I picked up the gist of this technique from John Sypal of Tokyo Camera Style. Good enough for me.

September 6, 2013

More Warhol news and Warhol-with-a-camera shots because we can't get enough

New York Times' T-Magazine reports a batch of photos by Warhol are on auction right NOW. They are owned by the Hedges Project. Above, is his 1986 image of Nick Rhodes of Duran Duran.
Recent Warhol/camera images....

Ahh. The above image is by David McGough. I've heard about this camera but I hadn't found a hi-res version of it. McGough writes that Warhol holds a point and shoot decorated by Keith Harring. It is identified as a Canon but based on the viewfinder position and the location of the light exposure sensor under the lens I suspect it is an Olympus AFL Picasso from 1983.

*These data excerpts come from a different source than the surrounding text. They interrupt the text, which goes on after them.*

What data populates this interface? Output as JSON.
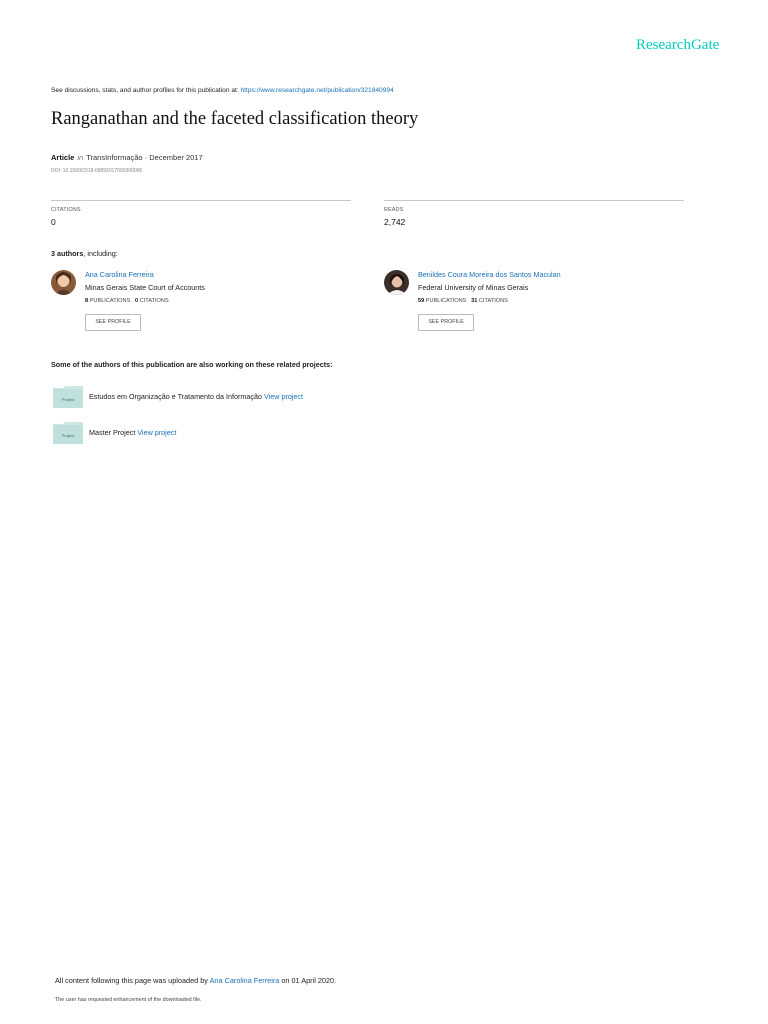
{
  "brand": {
    "logo": "ResearchGate",
    "color": "#00ccbb",
    "link_color": "#1a6fb5"
  },
  "discussion": {
    "prefix": "See discussions, stats, and author profiles for this publication at: ",
    "url": "https://www.researchgate.net/publication/321840994"
  },
  "publication": {
    "title": "Ranganathan and the faceted classification theory",
    "type": "Article",
    "in_word": "in",
    "venue_date": "TransInformação · December 2017",
    "doi": "DOI: 10.1590/2318-08892017000300006"
  },
  "stats": {
    "citations_label": "CITATIONS",
    "citations_value": "0",
    "reads_label": "READS",
    "reads_value": "2,742"
  },
  "authors_header": {
    "count": "3 authors",
    "suffix": ", including:"
  },
  "authors": [
    {
      "name": "Ana Carolina Ferreira",
      "institution": "Minas Gerais State Court of Accounts",
      "publications_count": "8",
      "publications_label": "PUBLICATIONS",
      "citations_count": "0",
      "citations_label": "CITATIONS",
      "button": "SEE PROFILE"
    },
    {
      "name": "Benildes Coura Moreira dos Santos Maculan",
      "institution": "Federal University of Minas Gerais",
      "publications_count": "59",
      "publications_label": "PUBLICATIONS",
      "citations_count": "31",
      "citations_label": "CITATIONS",
      "button": "SEE PROFILE"
    }
  ],
  "projects_header": "Some of the authors of this publication are also working on these related projects:",
  "projects": [
    {
      "icon_label": "Project",
      "name": "Estudos em Organização e Tratamento da Informação ",
      "link": "View project"
    },
    {
      "icon_label": "Project",
      "name": "Master Project ",
      "link": "View project"
    }
  ],
  "footer": {
    "uploaded_prefix": "All content following this page was uploaded by ",
    "uploader": "Ana Carolina Ferreira",
    "uploaded_suffix": " on 01 April 2020.",
    "note": "The user has requested enhancement of the downloaded file."
  }
}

Also, because it's so nice, Warhol on the Great Wall by Chris Makos with his camera for that trip, the Chinon Infrafocus 35F-MA.

June 14, 2013

Test shot

Shot with Canon Super Sure Shot AF35ML. Film: suspected Fuji Superia X-tra 400ASA packaged as Easypix 400 from Shoppers Drug Mart.

Don't mind the bad scan please.

Also if you want to know more about shooting with the Super Sure Shot, I have a few notes.

June 12, 2013

Shoppers Drug Mart film Easypix 400 ASA

I finally had a chance to develop the Easypix film from Shoppers Drug Mart.

I shot the film with a Color Skopar 50mm f3.5 on the Voigtlander Vito B viewfinder. The results are quite nice considering how adverse the lighting situations I found myself in. One shot involved a dark elevator. The other had heavy duty back lighting.

I scan pretty roughly but I can safely say the film may very well be Fuji Superia X-tra as rumour has it. It certainly has the graininess of typical of that film.

In the past, when shooting colour 135 film (aka 35mm ), I have tended towards Kodak's Ektar 100 and Fuji's Reala. The Ektar has always been a very saturated film (which I like for outdoor summery). Reala seems to me more smooth and a bit more quiet. With Reala, I taken some of my favourite colour images (see pic below).


That said, I am itching to try the 200 ASA Easypix film which should be the same as Fuji Superia 200 ASA film. I don't think I've really shoot seriously with Superia 200 and I hope it is a bit of a sleeper.

As for the Easypix 400, it's okay. Though, I will hold back on a FINAL verdict as I shot another roll of the 400 on the Canon Super Sure Shot AF35ML.

You never know.

June 5, 2013

What is depressing...

When people take pictures of cameras for craigslist without an iota of photographic sensibility. It's just another hunk of metal to sell.